Q3 2024 earnings summary
17 Jan, 2026Executive summary
Reported a Q3 2024 net loss of $289.1 million, or $(2.49) per share, compared to net income of $794.1 million in Q3 2023, driven by lower refining margins, unfavorable crude differentials, and a $154.5 million non-cash inventory adjustment, though operational reliability remained strong.
Revenues decreased 21.5% year-over-year to $8.4 billion in Q3 2024, reflecting lower commodity prices and reduced throughput.
U.S. refined product demand improved year-over-year in Q3, but global demand was less robust; supply was affected by new capacity additions ahead of planned 2025 shutdowns.
Management remains confident in the medium- to long-term outlook, citing a tightly balanced global refining market and ongoing demand growth.

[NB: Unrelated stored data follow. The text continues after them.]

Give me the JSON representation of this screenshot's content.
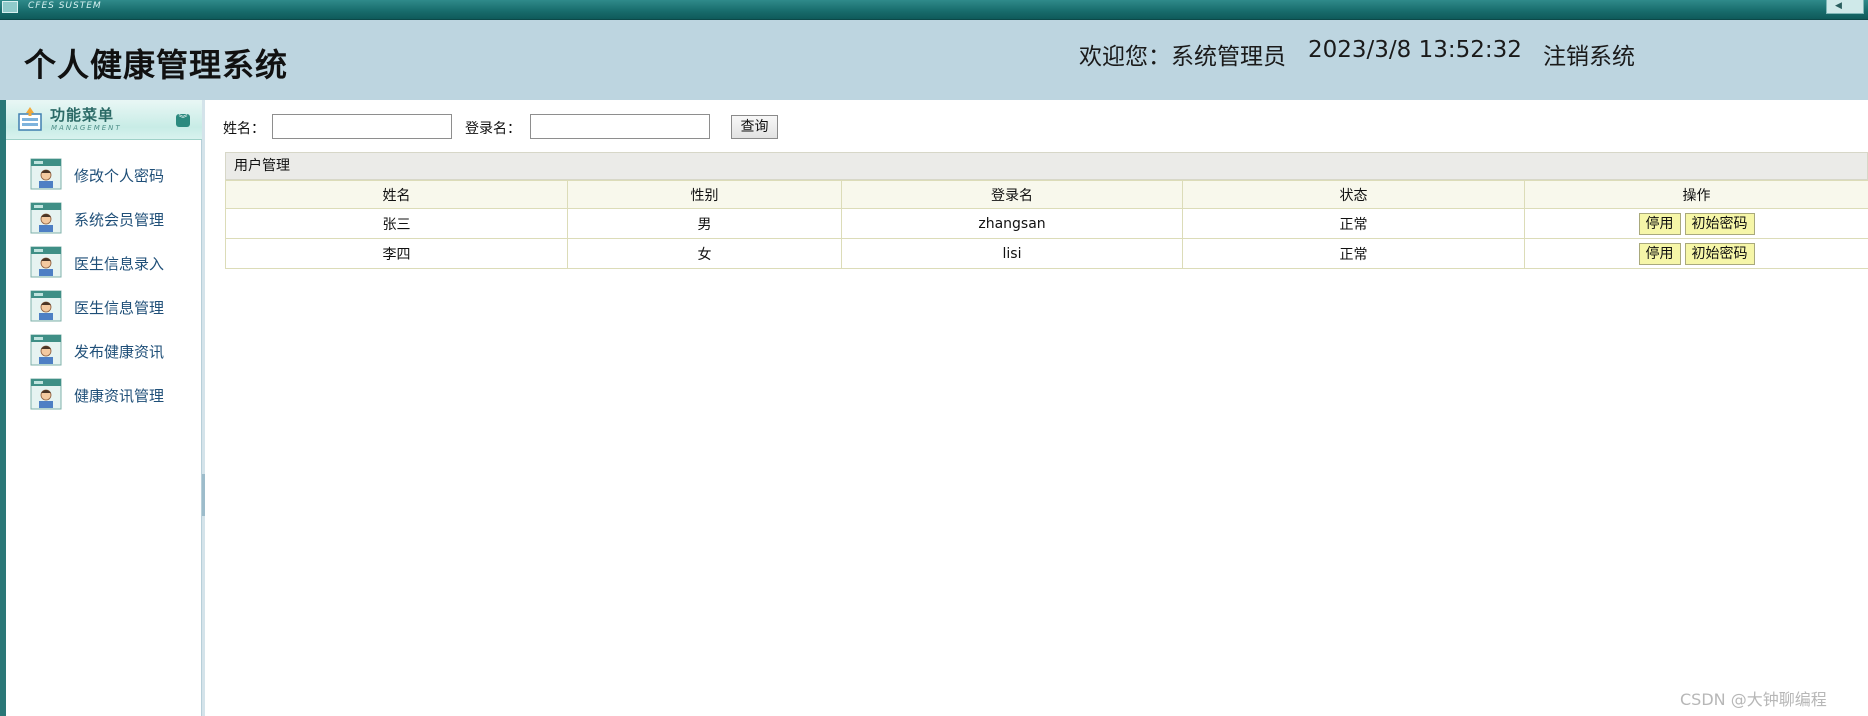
{
  "system_bar": {
    "title": "CFES SUSTEM",
    "right_button": "◀"
  },
  "header": {
    "app_title": "个人健康管理系统",
    "welcome": "欢迎您：系统管理员",
    "datetime": "2023/3/8 13:52:32",
    "logout": "注销系统"
  },
  "sidebar": {
    "head_title": "功能菜单",
    "head_subtitle": "MANAGEMENT",
    "items": [
      {
        "label": "修改个人密码"
      },
      {
        "label": "系统会员管理"
      },
      {
        "label": "医生信息录入"
      },
      {
        "label": "医生信息管理"
      },
      {
        "label": "发布健康资讯"
      },
      {
        "label": "健康资讯管理"
      }
    ]
  },
  "search": {
    "name_label": "姓名：",
    "name_value": "",
    "login_label": "登录名：",
    "login_value": "",
    "query_button": "查询"
  },
  "panel": {
    "title": "用户管理",
    "columns": [
      "姓名",
      "性别",
      "登录名",
      "状态",
      "操作"
    ],
    "rows": [
      {
        "name": "张三",
        "gender": "男",
        "login": "zhangsan",
        "status": "正常",
        "btn_disable": "停用",
        "btn_reset": "初始密码"
      },
      {
        "name": "李四",
        "gender": "女",
        "login": "lisi",
        "status": "正常",
        "btn_disable": "停用",
        "btn_reset": "初始密码"
      }
    ]
  },
  "watermark": "CSDN @大钟聊编程",
  "colors": {
    "header_bg": "#bdd5e0",
    "system_bar": "#176b6b",
    "menu_text": "#1f4f78",
    "op_button_bg": "#f6f6a8",
    "table_border": "#dcdcb8"
  }
}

Announced a 10% increase in quarterly dividend to $0.275 per share and continued share repurchases, reflecting confidence in long-term business prospects.
Financial highlights
Q3 2024 revenues were $8.4 billion, down from $10.7 billion in Q3 2023.
Adjusted net loss was $1.50 per share and adjusted EBITDA loss was $60.1 million for Q3 2024; reported net loss attributable to stockholders was $285.9 million, or $(2.49) per diluted share.

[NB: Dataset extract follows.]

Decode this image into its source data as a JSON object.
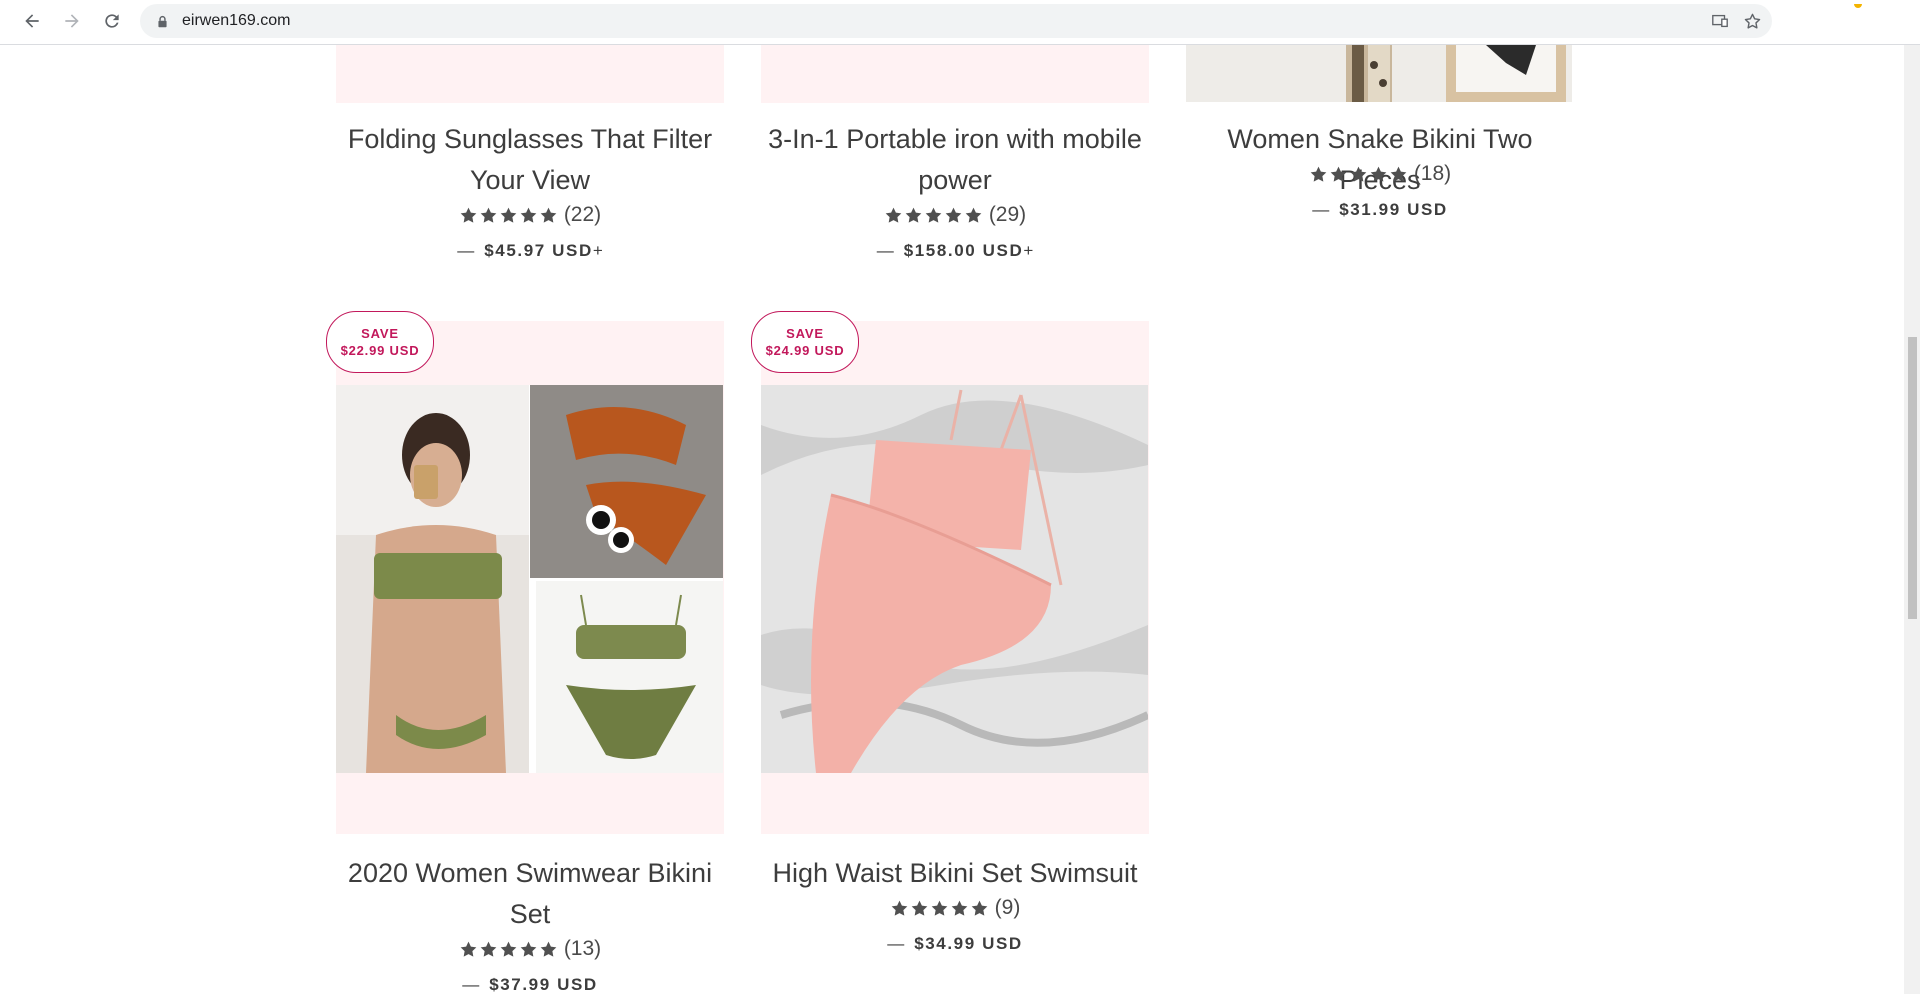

Q3 results included a $29 million loss from the St. Bernard Renewables (SBR) equity investment.
Cash and cash equivalents at quarter-end were $977 million; total debt was $1.25 billion.
Consolidated Q3 CapEx was about $153 million; full-year 2024 CapEx expected near the top end of $850 million guidance.
Outlook and guidance
Full-year 2024 refining capital expenditures expected to be around $850 million.
Q4 renewable diesel production at SBR expected to rise to 16,000–17,000 barrels per day from 13,000 in Q3.
2025 expected to be more balanced for global refining, with net capacity closures offsetting 2024 additions.
CapEx for 2025 is anticipated in the $750–800 million range, including discretionary growth projects; guidance to be finalized in January.
Management expects to provide updates on the $200 million cost savings initiative in future calls.